FML- A man from Portland, Oregon was fired in June for aiding police in thwarting a kidnapping attempt the month before.
On May 12th, Dillon Reagon, 32, heard a coworker yell for help in response to a domestic dispute in the parking lot. Upon exiting the store, he saw “This lady who’s frantic and crying and she’s screaming, ‘Somebody help me please! He’s stealing my kid, he’s kidnapping my child!’”
He and his coworker immediately called the police, and the dispatcher advised them to follow the “drunk, violent man” from a safe distance until police arrived. “At the time, the only thing I was thinking about was the child’s safety,” Reagan said. They trailed the man on foot for about three blocks, when officers arrived. After giving their witness statements, the pair returned to the store about 10 minutes later.
It wasn’t over yet, however. Reagan says that he was scolded by his supervisor the next day. “He said, ‘You did the wrong thing. You should have just gone back to work.’” Reagan said in an interview that it was a real Catch-22. “Damned if I do, damned if I don’t”, he lamented.
One month later, he was officially let go.
On July 3rd, he posted a picture of a letter from the Oregon Employment Department, which stated:
You were employed by The Home Depot until June 19, 2017 when you were fired because you assisted the police in preventing a kidnapping. This was not a willful or wantonly negligent violations of the standards of behavior an employer has the right to expect of an employee.
The ensuing flurry of Facebook activity caught media attention and the story then “blew up”, according to Reagan. Home Depot, no doubt stung by the negative press, quickly reviewed the case. Again. Finally, on July 8th, Reagan took to Facebook again to update the masses:
Home depot has offered to reinstate my position in the company along with appropriate back pay up to the date of termination as a show of good faith and has assured me that there will be no retaliation if I choose to take them up on their offer.

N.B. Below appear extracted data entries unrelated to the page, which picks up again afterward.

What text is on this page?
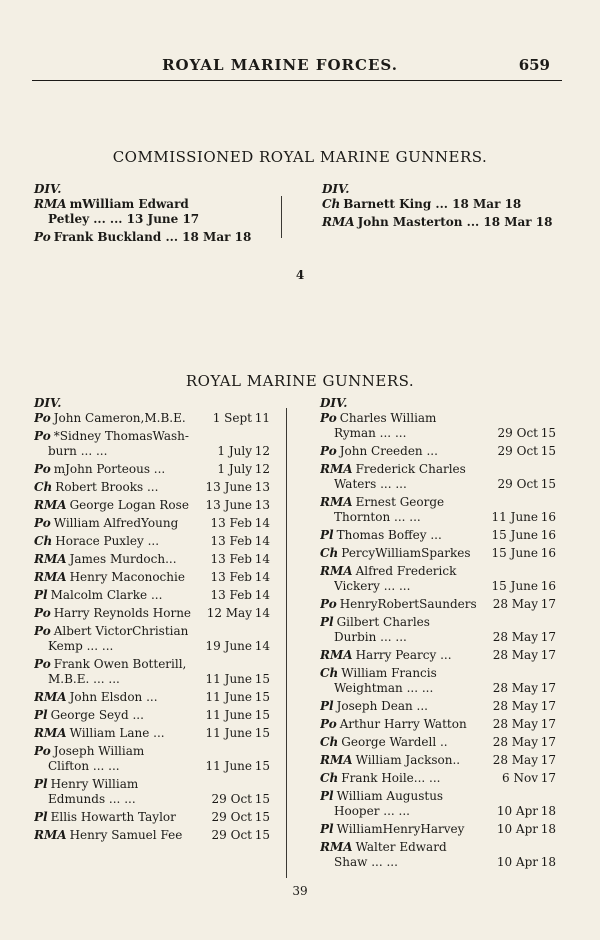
ROYAL MARINE FORCES.	659
COMMISSIONED ROYAL MARINE GUNNERS.
DIV.
RMA mWilliam Edward
Petley ... ... 13 June 17
Po Frank Buckland ... 18 Mar 18
DIV.
Ch Barnett King ... 18 Mar 18
RMA John Masterton ... 18 Mar 18
4
ROYAL MARINE GUNNERS.
DIV.
Po John Cameron,M.B.E.	1 Sept 11
Po *Sidney ThomasWash-
burn ... ...	1 July 12
Po mJohn Porteous ...	1 July 12
Ch Robert Brooks ...	13 June 13
RMA George Logan Rose	13 June 13
Po William AlfredYoung	13 Feb 14
Ch Horace Puxley ...	13 Feb 14
RMA James Murdoch...	13 Feb 14
RMA Henry Maconochie	13 Feb 14
Pl Malcolm Clarke ...	13 Feb 14
Po Harry Reynolds Horne	12 May 14
Po Albert VictorChristian
Kemp ... ...	19 June 14
Po Frank Owen Botterill,
M.B.E. ... ...	11 June 15
RMA John Elsdon ...	11 June 15
Pl George Seyd ...	11 June 15
RMA William Lane ...	11 June 15
Po Joseph William
Clifton ... ...	11 June 15
Pl Henry William
Edmunds ... ...	29 Oct 15
Pl Ellis Howarth Taylor	29 Oct 15
RMA Henry Samuel Fee	29 Oct 15
DIV.
Po Charles William
Ryman ... ...	29 Oct 15
Po John Creeden ...	29 Oct 15
RMA Frederick Charles
Waters ... ...	29 Oct 15
RMA Ernest George
Thornton ... ...	11 June 16
Pl Thomas Boffey ...	15 June 16
Ch PercyWilliamSparkes	15 June 16
RMA Alfred Frederick
Vickery ... ...	15 June 16
Po HenryRobertSaunders	28 May 17
Pl Gilbert Charles
Durbin ... ...	28 May 17
RMA Harry Pearcy ...	28 May 17
Ch William Francis
Weightman ... ...	28 May 17
Pl Joseph Dean ...	28 May 17
Po Arthur Harry Watton	28 May 17
Ch George Wardell ..	28 May 17
RMA William Jackson..	28 May 17
Ch Frank Hoile... ...	6 Nov 17
Pl William Augustus
Hooper ... ...	10 Apr 18
Pl WilliamHenryHarvey	10 Apr 18
RMA Walter Edward
Shaw ... ...	10 Apr 18
39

Reagan has decided to take them up on their offer because he missed his coworkers and enjoyed helping customers at the store.
Tough look for Home Depot here. In their own words, “you were fired because you assisted the police in preventing a kidnapping.” Hey, earth to the PR department? Don’t fire this guy; hand him a golden plunger. He’s a company hero. He’s Denzel Washington in The Equalizer. I’m sure 80% of your employees run out for cigarette breaks which are way more dangerous than tailing kidnappers.
Perhaps they’re mad that he left his post manning wood planks, which means that some unsupervised child could get a splinter, which would be way worse than a child getting kidnapped and sold into sex slavery for the next 15 years. You know, held in a dungeon somewhere with a ball gag in his mouth, chained to the wall and force-fed heroin as a means of erasing any designs of escape. Eventually he accepts his position as a human fleshlight, forgets his family and succumbs to his subservience; welcomes it, even. One day, the police receive an anonymous tip from a neighbor. They find the dungeon, rescue the boy–now a man. They bring him to his parents, old and grey now, but they barely recognize him. His body bears the scars of innumerable nights of depraved lechery–candle wax and other fluids scoring his figure, burning all ties to home.
“We held a funeral,” his parents say, weeping. “But we never forgot your birthday.” They don’t embrace him, he seems so fragile. Imagine missing your son’s entire life? Losing 15 years and rediscovering him only to learn that the man standing before you is merely a shell, a ghost? It’s another 5 years before he even speaks. He spends his days watching The Price Is Right with a glazed, vegetated expression. He seems to like the mail man, but no one knows for sure. It drives the parents mad. They divorce. And all the while, the boy remains lifeless, forlorn… gone.